Community | April 06, 2009 | 3 comments

What is Synchronicity?

Whatever its cause, the appeal of synchronicity runs deep. "People love mysterious things, and synchronicity is like magic happening to them," says Carolyn North, author of Synchronicity: The Anatomy of Coincidence (Regent Press). "It gives us a sense of hope, a sense that something bigger is happening out there than what we can see, which is especially important in times like this when there’s so many reasons for despair."

The more pragmatic a person, the greater a surprise a synchronistic incident is -- even mild ones of the sort that happen to most people sooner or later. For example, Bruce, a corporate lawyer, was stunned the day that, just as he was getting ready to dial his father, he picked up the phone and heard his father’s voice on the other end -- calling him. "I said, `Holy smokes!’ We were both dumbfounded!" he recalls. For a moment in time, synchronicity shattered their assumptions of cause-and-effect reality.

Some people, however, would shrug and call this intuition. How are the two different?

At first blush, synchronicity and intuition seem to be separate phenomena. Synchronicity happens "out there": against the odds, something in the Universe seems to swing into place to answer an inner need we have. Intuition happens "in here": it’s an inner knowing, an ability to tune into knowledge in a nonrational, nonlinear way. We know something but we don’t know how we know it.
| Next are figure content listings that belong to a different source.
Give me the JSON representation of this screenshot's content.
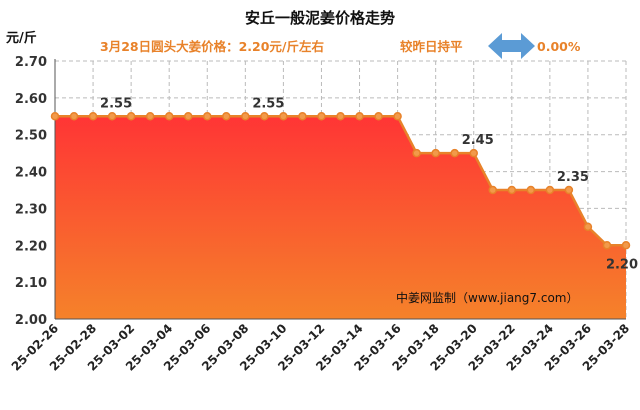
{
  "chart": {
    "title": "安丘一般泥姜价格走势",
    "unit": "元/斤",
    "subtitle_date_price": "3月28日圆头大姜价格：2.20元/斤左右",
    "subtitle_compare": "较昨日持平",
    "subtitle_change": "0.00%",
    "watermark": "中姜网监制（www.jiang7.com）"
  },
  "colors": {
    "line": "#e8822a",
    "marker_fill": "#f29a4a",
    "area_top": "#ff3535",
    "area_bottom": "#f5822a",
    "subtitle": "#e8822a",
    "arrow": "#5b9bd5",
    "grid": "#bbbbbb"
  },
  "icons": {
    "change_indicator": "double-arrow-icon"
  },
  "chart_data": {
    "type": "area",
    "ylim": [
      2.0,
      2.7
    ],
    "yticks": [
      "2.00",
      "2.10",
      "2.20",
      "2.30",
      "2.40",
      "2.50",
      "2.60",
      "2.70"
    ],
    "grid": true,
    "x": [
      "25-02-26",
      "25-02-27",
      "25-02-28",
      "25-03-01",
      "25-03-02",
      "25-03-03",
      "25-03-04",
      "25-03-05",
      "25-03-06",
      "25-03-07",
      "25-03-08",
      "25-03-09",
      "25-03-10",
      "25-03-11",
      "25-03-12",
      "25-03-13",
      "25-03-14",
      "25-03-15",
      "25-03-16",
      "25-03-17",
      "25-03-18",
      "25-03-19",
      "25-03-20",
      "25-03-21",
      "25-03-22",
      "25-03-23",
      "25-03-24",
      "25-03-25",
      "25-03-26",
      "25-03-27",
      "25-03-28"
    ],
    "xticks": [
      "25-02-26",
      "25-02-28",
      "25-03-02",
      "25-03-04",
      "25-03-06",
      "25-03-08",
      "25-03-10",
      "25-03-12",
      "25-03-14",
      "25-03-16",
      "25-03-18",
      "25-03-20",
      "25-03-22",
      "25-03-24",
      "25-03-26",
      "25-03-28"
    ],
    "values": [
      2.55,
      2.55,
      2.55,
      2.55,
      2.55,
      2.55,
      2.55,
      2.55,
      2.55,
      2.55,
      2.55,
      2.55,
      2.55,
      2.55,
      2.55,
      2.55,
      2.55,
      2.55,
      2.55,
      2.45,
      2.45,
      2.45,
      2.45,
      2.35,
      2.35,
      2.35,
      2.35,
      2.35,
      2.25,
      2.2,
      2.2
    ],
    "data_labels": [
      {
        "x": "25-03-01",
        "text": "2.55"
      },
      {
        "x": "25-03-09",
        "text": "2.55"
      },
      {
        "x": "25-03-20",
        "text": "2.45"
      },
      {
        "x": "25-03-25",
        "text": "2.35"
      },
      {
        "x": "25-03-28",
        "text": "2.20"
      }
    ]
  }
}
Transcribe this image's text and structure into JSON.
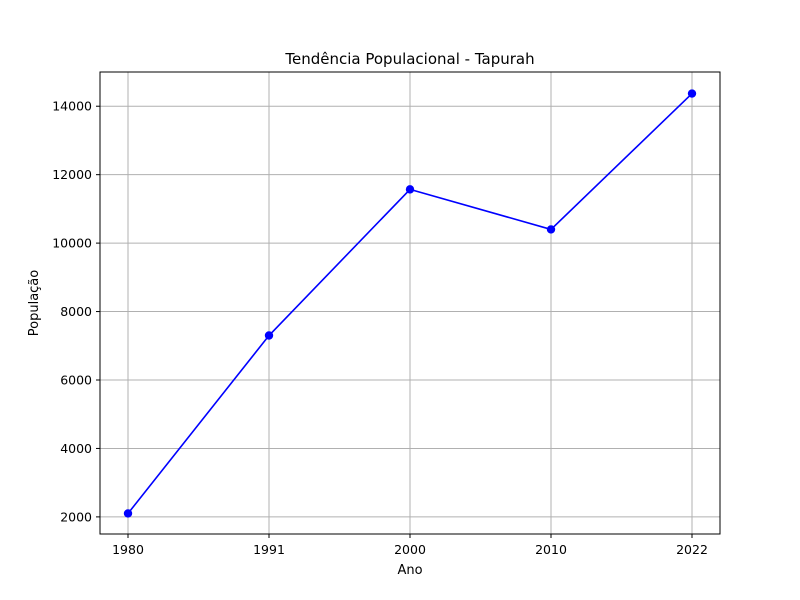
{
  "chart_data": {
    "type": "line",
    "title": "Tendência Populacional - Tapurah",
    "xlabel": "Ano",
    "ylabel": "População",
    "categories": [
      "1980",
      "1991",
      "2000",
      "2010",
      "2022"
    ],
    "series": [
      {
        "values": [
          2100,
          7300,
          11570,
          10400,
          14370
        ]
      }
    ],
    "yticks": [
      2000,
      4000,
      6000,
      8000,
      10000,
      12000,
      14000
    ],
    "ylim": [
      1500,
      15000
    ],
    "grid": true,
    "colors": {
      "line": "#0000ff",
      "grid": "#b0b0b0",
      "axis": "#000000"
    }
  }
}
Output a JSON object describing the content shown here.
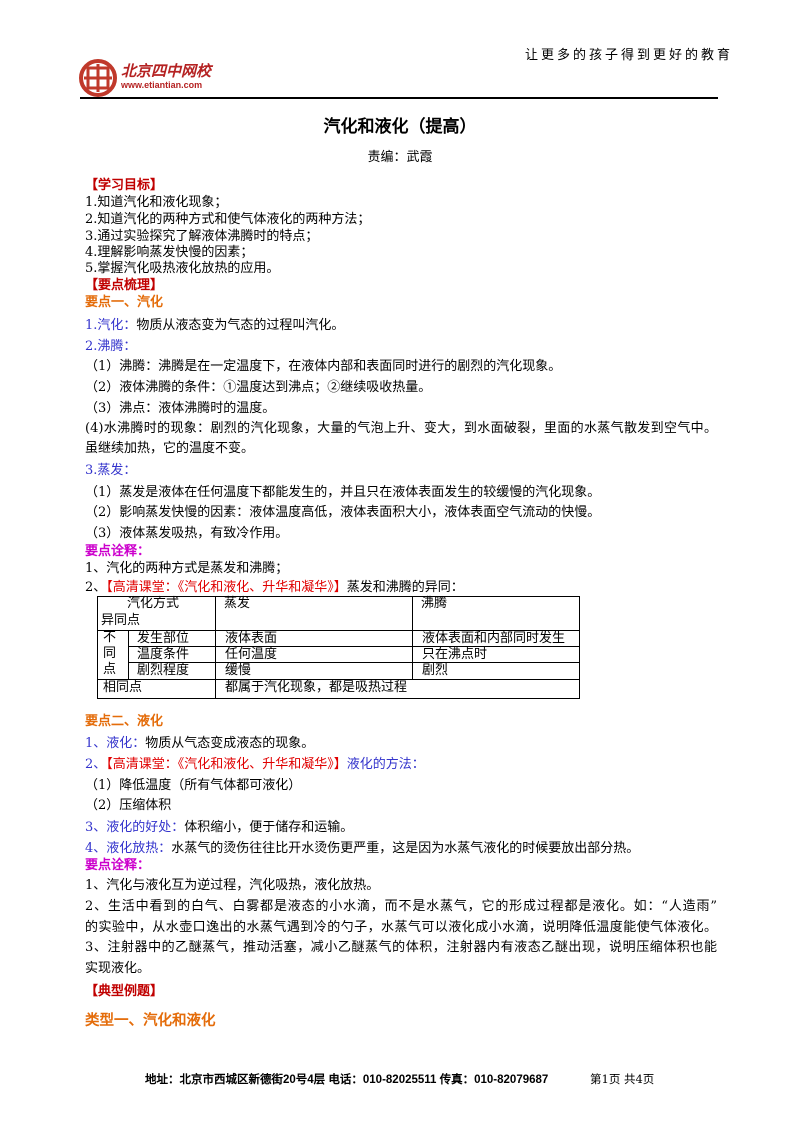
{
  "header": {
    "slogan": "让更多的孩子得到更好的教育",
    "logo_text": "北京四中网校",
    "logo_url": "www.etiantian.com"
  },
  "title": "汽化和液化（提高）",
  "editor": "责编：武霞",
  "body": {
    "section1": [
      [
        {
          "text": "【学习目标】",
          "color": "#c00000",
          "bold": true
        }
      ],
      [
        {
          "text": "1.知道汽化和液化现象；"
        }
      ],
      [
        {
          "text": "2.知道汽化的两种方式和使气体液化的两种方法；"
        }
      ],
      [
        {
          "text": "3.通过实验探究了解液体沸腾时的特点；"
        }
      ],
      [
        {
          "text": "4.理解影响蒸发快慢的因素；"
        }
      ],
      [
        {
          "text": "5.掌握汽化吸热液化放热的应用。"
        }
      ],
      [
        {
          "text": "【要点梳理】",
          "color": "#c00000",
          "bold": true
        }
      ],
      [
        {
          "text": "要点一、汽化",
          "color": "#e46c0a",
          "bold": true
        }
      ],
      [
        {
          "text": "1.汽化：",
          "color": "#3333cc"
        },
        {
          "text": "物质从液态变为气态的过程叫汽化。"
        }
      ],
      [
        {
          "text": "2.沸腾：",
          "color": "#3333cc"
        }
      ],
      [
        {
          "text": "（1）沸腾：沸腾是在一定温度下，在液体内部和表面同时进行的剧烈的汽化现象。"
        }
      ],
      [
        {
          "text": "（2）液体沸腾的条件：①温度达到沸点；②继续吸收热量。"
        }
      ],
      [
        {
          "text": "（3）沸点：液体沸腾时的温度。"
        }
      ],
      [
        {
          "text": "(4)水沸腾时的现象：剧烈的汽化现象，大量的气泡上升、变大，到水面破裂，里面的水蒸气散发到空气中。"
        }
      ],
      [
        {
          "text": "虽继续加热，它的温度不变。"
        }
      ],
      [
        {
          "text": "3.蒸发：",
          "color": "#3333cc"
        }
      ],
      [
        {
          "text": "（1）蒸发是液体在任何温度下都能发生的，并且只在液体表面发生的较缓慢的汽化现象。"
        }
      ],
      [
        {
          "text": "（2）影响蒸发快慢的因素：液体温度高低，液体表面积大小，液体表面空气流动的快慢。"
        }
      ],
      [
        {
          "text": "（3）液体蒸发吸热，有致冷作用。"
        }
      ],
      [
        {
          "text": "要点诠释：",
          "color": "#cc00cc",
          "bold": true
        }
      ],
      [
        {
          "text": "1、汽化的两种方式是蒸发和沸腾；"
        }
      ],
      [
        {
          "text": "2、"
        },
        {
          "text": "【高清课堂：《汽化和液化、升华和凝华》】",
          "color": "#e00000"
        },
        {
          "text": "蒸发和沸腾的异同："
        }
      ]
    ],
    "section2": [
      [
        {
          "text": "要点二、液化",
          "color": "#e46c0a",
          "bold": true
        }
      ],
      [
        {
          "text": "1、液化：",
          "color": "#3333cc"
        },
        {
          "text": "物质从气态变成液态的现象。"
        }
      ],
      [
        {
          "text": "2、",
          "color": "#3333cc"
        },
        {
          "text": "【高清课堂：《汽化和液化、升华和凝华》】",
          "color": "#e00000"
        },
        {
          "text": "液化的方法：",
          "color": "#3333cc"
        }
      ],
      [
        {
          "text": "（1）降低温度（所有气体都可液化）"
        }
      ],
      [
        {
          "text": "（2）压缩体积"
        }
      ],
      [
        {
          "text": "3、液化的好处：",
          "color": "#3333cc"
        },
        {
          "text": "体积缩小，便于储存和运输。"
        }
      ],
      [
        {
          "text": "4、液化放热：",
          "color": "#3333cc"
        },
        {
          "text": "水蒸气的烫伤往往比开水烫伤更严重，这是因为水蒸气液化的时候要放出部分热。"
        }
      ],
      [
        {
          "text": "要点诠释：",
          "color": "#cc00cc",
          "bold": true
        }
      ],
      [
        {
          "text": "1、汽化与液化互为逆过程，汽化吸热，液化放热。"
        }
      ],
      [
        {
          "text": "2、生活中看到的白气、白雾都是液态的小水滴，而不是水蒸气，它的形成过程都是液化。如：“人造雨”"
        }
      ],
      [
        {
          "text": "的实验中，从水壶口逸出的水蒸气遇到冷的勺子，水蒸气可以液化成小水滴，说明降低温度能使气体液化。"
        }
      ],
      [
        {
          "text": "3、注射器中的乙醚蒸气，推动活塞，减小乙醚蒸气的体积，注射器内有液态乙醚出现，说明压缩体积也能"
        }
      ],
      [
        {
          "text": "实现液化。"
        }
      ],
      [
        {
          "text": "【典型例题】",
          "color": "#c00000",
          "bold": true
        }
      ],
      [
        {
          "text": "类型一、汽化和液化",
          "color": "#e46c0a",
          "bold": true
        }
      ]
    ]
  },
  "table": {
    "header": {
      "corner_top": "汽化方式",
      "corner_bottom": "异同点",
      "columns": [
        "蒸发",
        "沸腾"
      ]
    },
    "differences": {
      "label": "不同点",
      "rows": [
        [
          "发生部位",
          "液体表面",
          "液体表面和内部同时发生"
        ],
        [
          "温度条件",
          "任何温度",
          "只在沸点时"
        ],
        [
          "剧烈程度",
          "缓慢",
          "剧烈"
        ]
      ]
    },
    "same": {
      "label": "相同点",
      "text": "都属于汽化现象，都是吸热过程"
    }
  },
  "footer": {
    "contact": "地址：北京市西城区新德街20号4层 电话：010-82025511 传真：010-82079687",
    "page": "第1页 共4页"
  }
}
Yet the boundaries get fuzzy very quickly. Jung’s definition of synchronicity clearly incorporates precognition and clairvoyance, which, by some people’s definition, are also types of intuition: they are certainly inner knowing. For example, here’s a mind-boggling synchronicity story that’s just as mind-boggling when viewed as an intuition story. Pam's father was chopping down a tree for firewood when it suddenly fell on him, crushing the left side of his face almost beyond recognition and shattering his back. Against all odds, he shoved the tree off of himself and walked a mile for help. Pam flew to Ithaca, New York, to be with him. It wasn't until weeks later, when she had returned to New York City, that she picked up the tablet she had been taking notes on in class at the time the accident had happened. She had been idly doodling in the margins -- and her drawings included a face with the left half shaded in black and a person's back with two Xs on the spine, marking the same vertebrae that her father had broken.

If we eliminate Jung’s two psi-related definitions and just focus on the coinciding of inner and outer events in a way that defies causal explanation, there can still be an overlapping, because the inner event can be an intuitive hit. In practice, synchronicity and intuition sometimes seem so intertwined that it’s hard to tell where one leaves off and the other begins.

Shelley was sitting at Notre Dame in Paris giving her sore feet a rest. The shoes she had worn from the States had turned out to be painful, and her limited budget didn't allow her to buy another pair. Suddenly she felt an inner prompting, and she got up, walked out of the church, and turned left. Following her promptings, she made several other turns to arrive at a square. There, on top of a trash can, sat a pair of brand new black boots with no signs of wear -- in exactly her size. "It was perfect," she said. "If they had been inside the trash can, I wouldn’t have pulled them out. If they had been worn before, I wouldn’t have put them on. And they were so stylish I never could have afforded them myself!"